Rustic Mushroom and Béchamel Pie
17/11/2023The rustic mushroom and béchamel pie is a flavorful dish, perfect to serve as an appetizer or as a main course. Here is how to prepare it:
Ingredients
- 1 roll of puff pastry (or brisée pastry)
- 300 g of mushrooms (champignons, porcini, or a mix to taste)
- 200 ml of béchamel sauce (ready-made is also fine)
- 100 g of diced cooked ham (optional)
- 100 g of soft cheese (such as Fontina or Scamorza), cut into cubes
- 1 egg
- Chopped parsley to taste
- Extra virgin olive oil
- Salt and pepper to taste
- 1 clove of garlic
- Butter for greasing the pan
Preparation
- In a pan, heat a drizzle of extra virgin olive oil and sauté the garlic clove until golden. Add the mushrooms cut into slices or pieces, some chopped parsley, salt and pepper, and cook until they are tender and their cooking liquid has evaporated.

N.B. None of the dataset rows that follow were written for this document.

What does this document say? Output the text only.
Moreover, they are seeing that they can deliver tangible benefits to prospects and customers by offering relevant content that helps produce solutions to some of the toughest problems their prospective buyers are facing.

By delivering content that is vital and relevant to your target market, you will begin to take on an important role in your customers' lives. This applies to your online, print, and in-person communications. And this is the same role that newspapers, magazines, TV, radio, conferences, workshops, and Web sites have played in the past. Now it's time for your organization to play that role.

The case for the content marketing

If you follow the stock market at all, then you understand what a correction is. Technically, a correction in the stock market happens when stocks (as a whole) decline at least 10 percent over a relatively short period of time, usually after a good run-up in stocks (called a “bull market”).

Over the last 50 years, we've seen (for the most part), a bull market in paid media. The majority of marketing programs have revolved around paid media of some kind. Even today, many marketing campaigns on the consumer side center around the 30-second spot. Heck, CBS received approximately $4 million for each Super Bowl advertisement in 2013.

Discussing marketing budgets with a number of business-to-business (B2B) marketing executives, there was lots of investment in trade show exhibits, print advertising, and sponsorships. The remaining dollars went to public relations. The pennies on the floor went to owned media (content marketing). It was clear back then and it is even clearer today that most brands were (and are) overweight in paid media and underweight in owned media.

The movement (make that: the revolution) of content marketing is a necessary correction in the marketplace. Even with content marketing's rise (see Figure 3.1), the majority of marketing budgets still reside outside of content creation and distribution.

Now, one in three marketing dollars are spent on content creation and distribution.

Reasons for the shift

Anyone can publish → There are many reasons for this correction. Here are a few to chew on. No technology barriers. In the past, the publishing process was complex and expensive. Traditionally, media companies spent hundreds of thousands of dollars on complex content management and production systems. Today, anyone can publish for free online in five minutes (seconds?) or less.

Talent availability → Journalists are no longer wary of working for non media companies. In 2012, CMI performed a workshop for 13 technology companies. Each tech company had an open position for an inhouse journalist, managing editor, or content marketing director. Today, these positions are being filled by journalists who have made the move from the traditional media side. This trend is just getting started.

- In a bowl, mix the cooked mushrooms with béchamel sauce, diced cooked ham, and diced soft cheese. Taste and adjust the seasoning with salt and pepper if necessary.

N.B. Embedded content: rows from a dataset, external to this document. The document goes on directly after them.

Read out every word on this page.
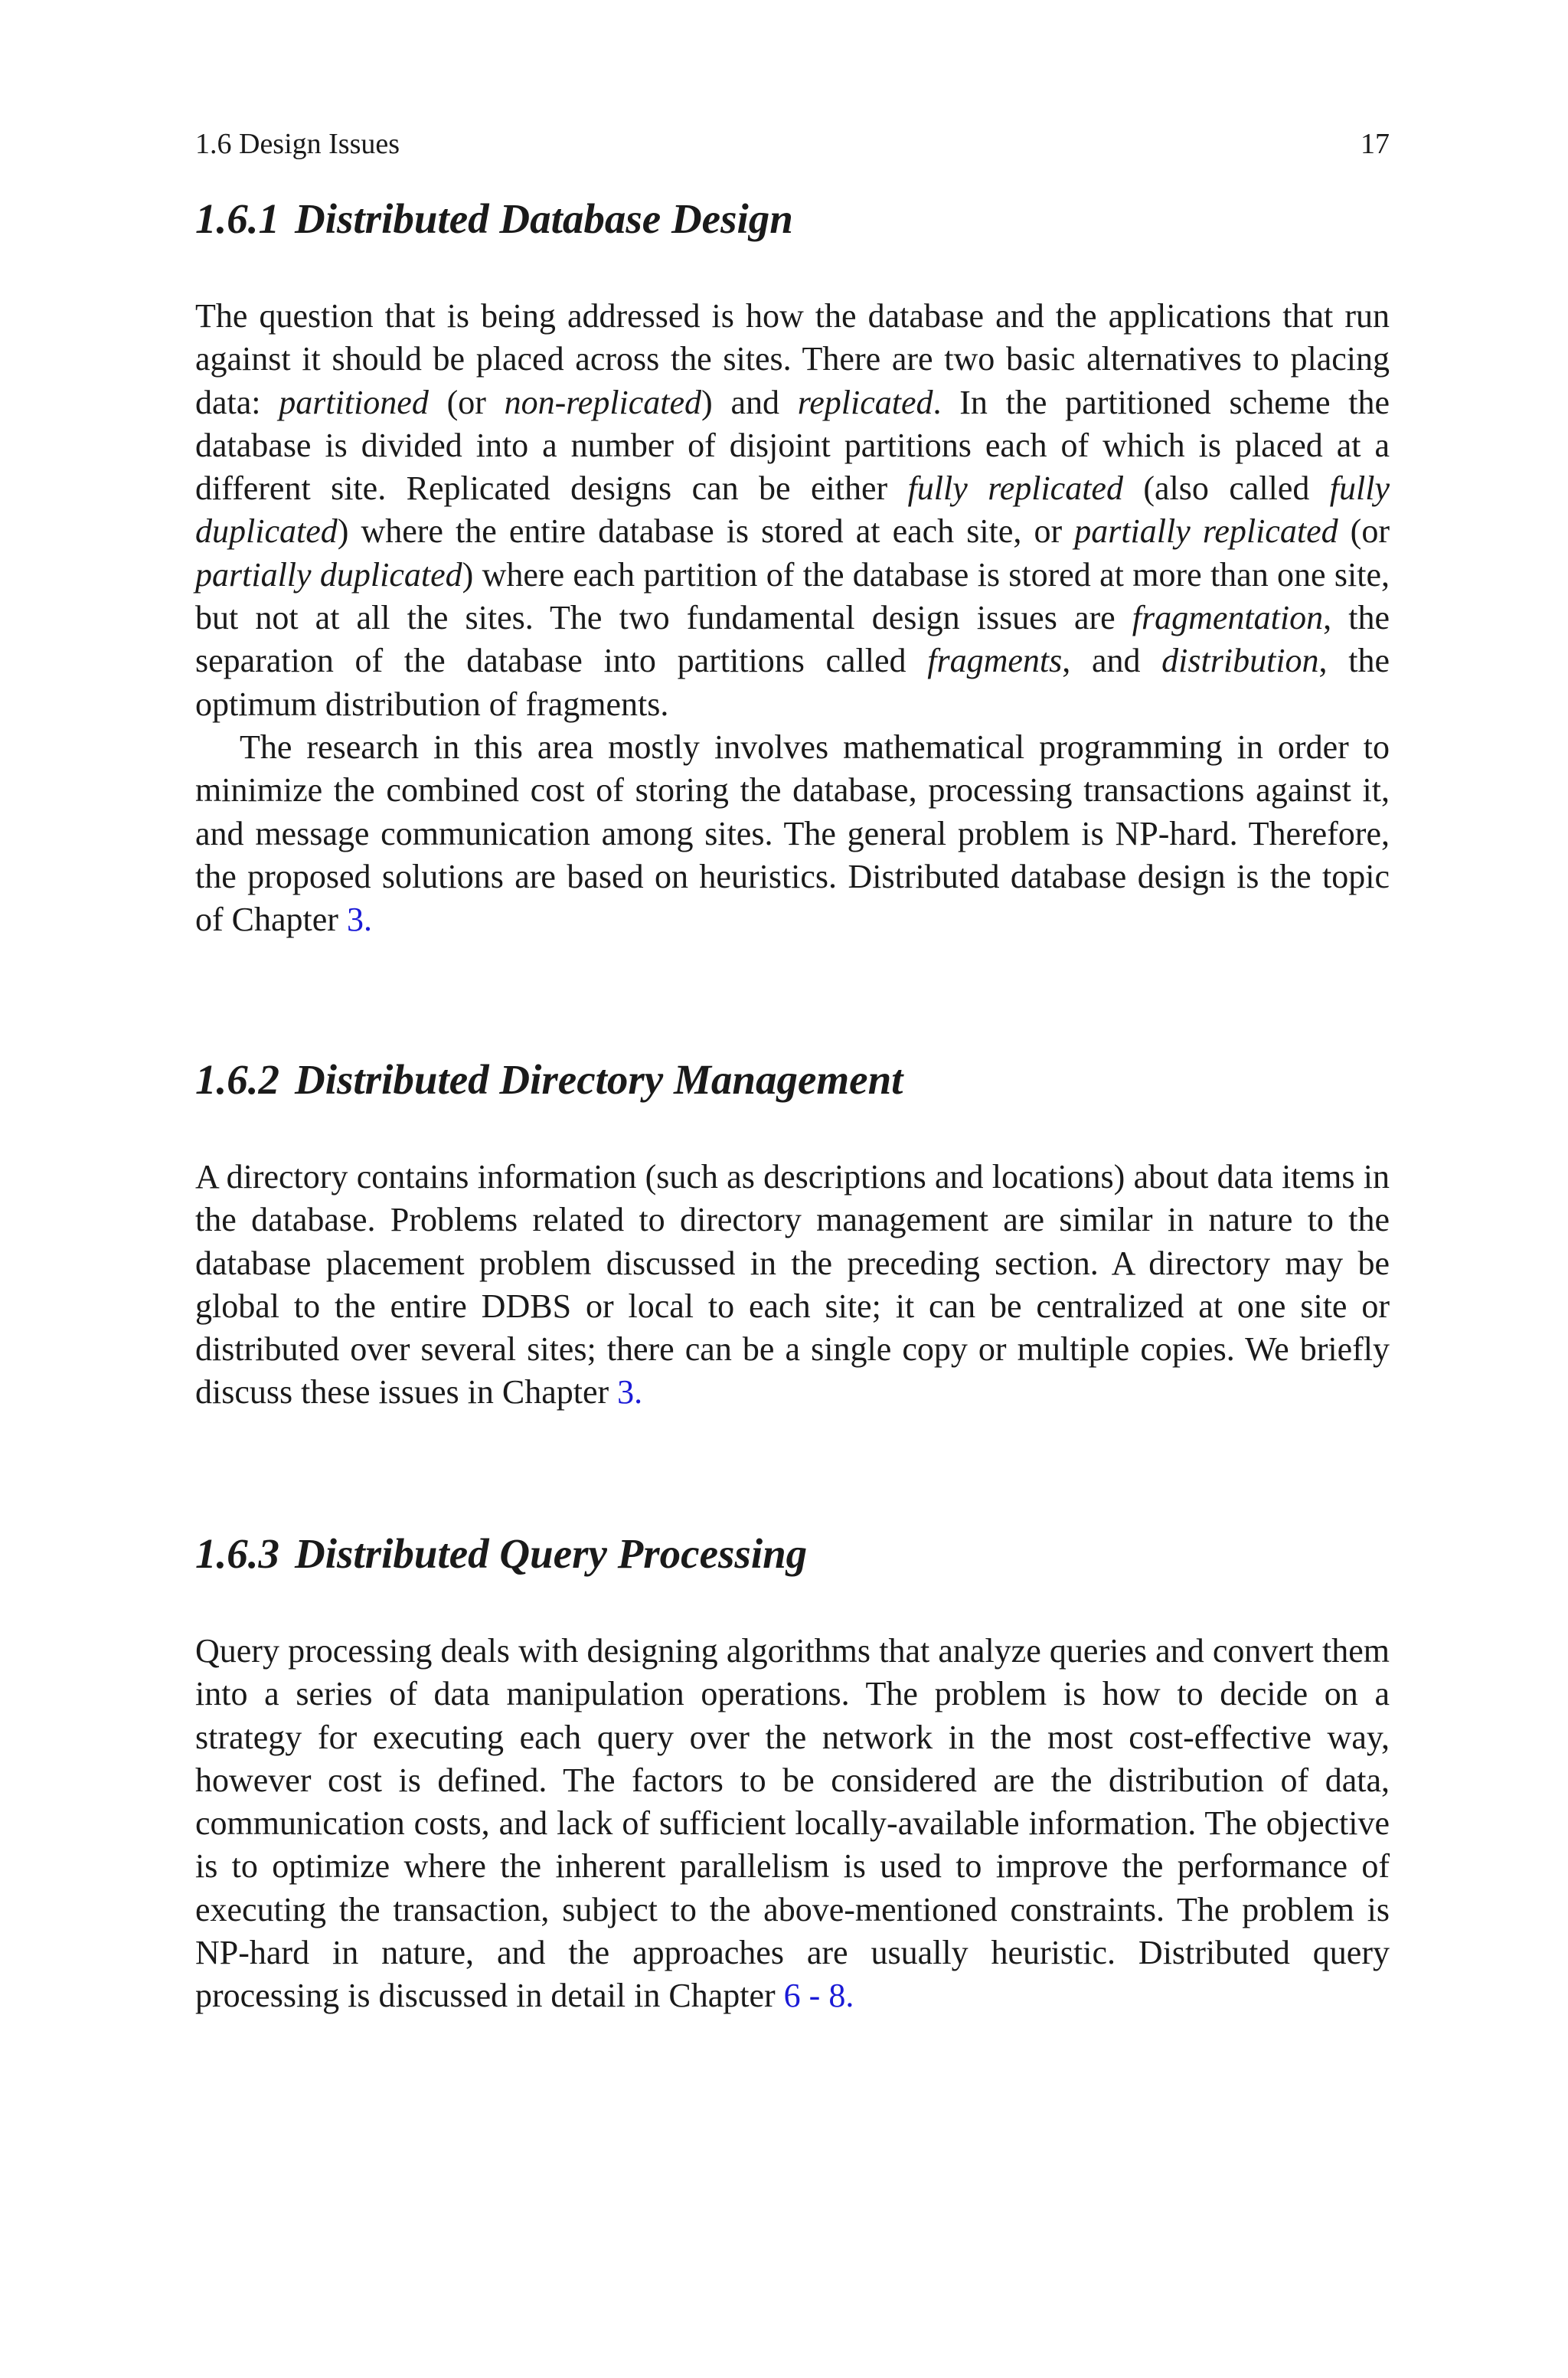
1.6 Design Issues	17
1.6.1 Distributed Database Design

The question that is being addressed is how the database and the applications that run against it should be placed across the sites. There are two basic alternatives to placing data: partitioned (or non-replicated) and replicated. In the partitioned scheme the database is divided into a number of disjoint partitions each of which is placed at a different site. Replicated designs can be either fully replicated (also called fully duplicated) where the entire database is stored at each site, or partially replicated (or partially duplicated) where each partition of the database is stored at more than one site, but not at all the sites. The two fundamental design issues are fragmentation, the separation of the database into partitions called fragments, and distribution, the optimum distribution of fragments.

The research in this area mostly involves mathematical programming in order to minimize the combined cost of storing the database, processing transactions against it, and message communication among sites. The general problem is NP-hard. Therefore, the proposed solutions are based on heuristics. Distributed database design is the topic of Chapter 3.

1.6.2 Distributed Directory Management

A directory contains information (such as descriptions and locations) about data items in the database. Problems related to directory management are similar in nature to the database placement problem discussed in the preceding section. A directory may be global to the entire DDBS or local to each site; it can be centralized at one site or distributed over several sites; there can be a single copy or multiple copies. We briefly discuss these issues in Chapter 3.

1.6.3 Distributed Query Processing

Query processing deals with designing algorithms that analyze queries and convert them into a series of data manipulation operations. The problem is how to decide on a strategy for executing each query over the network in the most cost-effective way, however cost is defined. The factors to be considered are the distribution of data, communication costs, and lack of sufficient locally-available information. The objective is to optimize where the inherent parallelism is used to improve the performance of executing the transaction, subject to the above-mentioned constraints. The problem is NP-hard in nature, and the approaches are usually heuristic. Distributed query processing is discussed in detail in Chapter 6 - 8.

- Beat the egg in a separate bowl and add it to the mixture of mushrooms, béchamel sauce, and cheese. Mix well to blend the ingredients.
- Roll out the puff pastry in a previously greased pan with a bit of butter or lined with parchment paper and pour the prepared filling into it.
- If you wish, you can cover the pie with another layer of puff pastry or leave it open. If you opt for a closed pie, remember to prick the surface with a fork to allow steam to escape during cooking.
- Bake in a preheated oven at 180 °C for about 30-40 minutes or until the surface of the pie is golden and crispy.
If desired, you can add some grated Parmesan cheese or aromatic herbs on the surface before baking the pie for an extra flavorful touch.
Curiosity
The rustic pie is a dish that lends itself to multiple variations; you can experiment with different types of cheeses and cold cuts or, for a vegetarian version, completely omit the ham. In some regions of Italy, it is enriched with spinach or artichokes, depending on the season.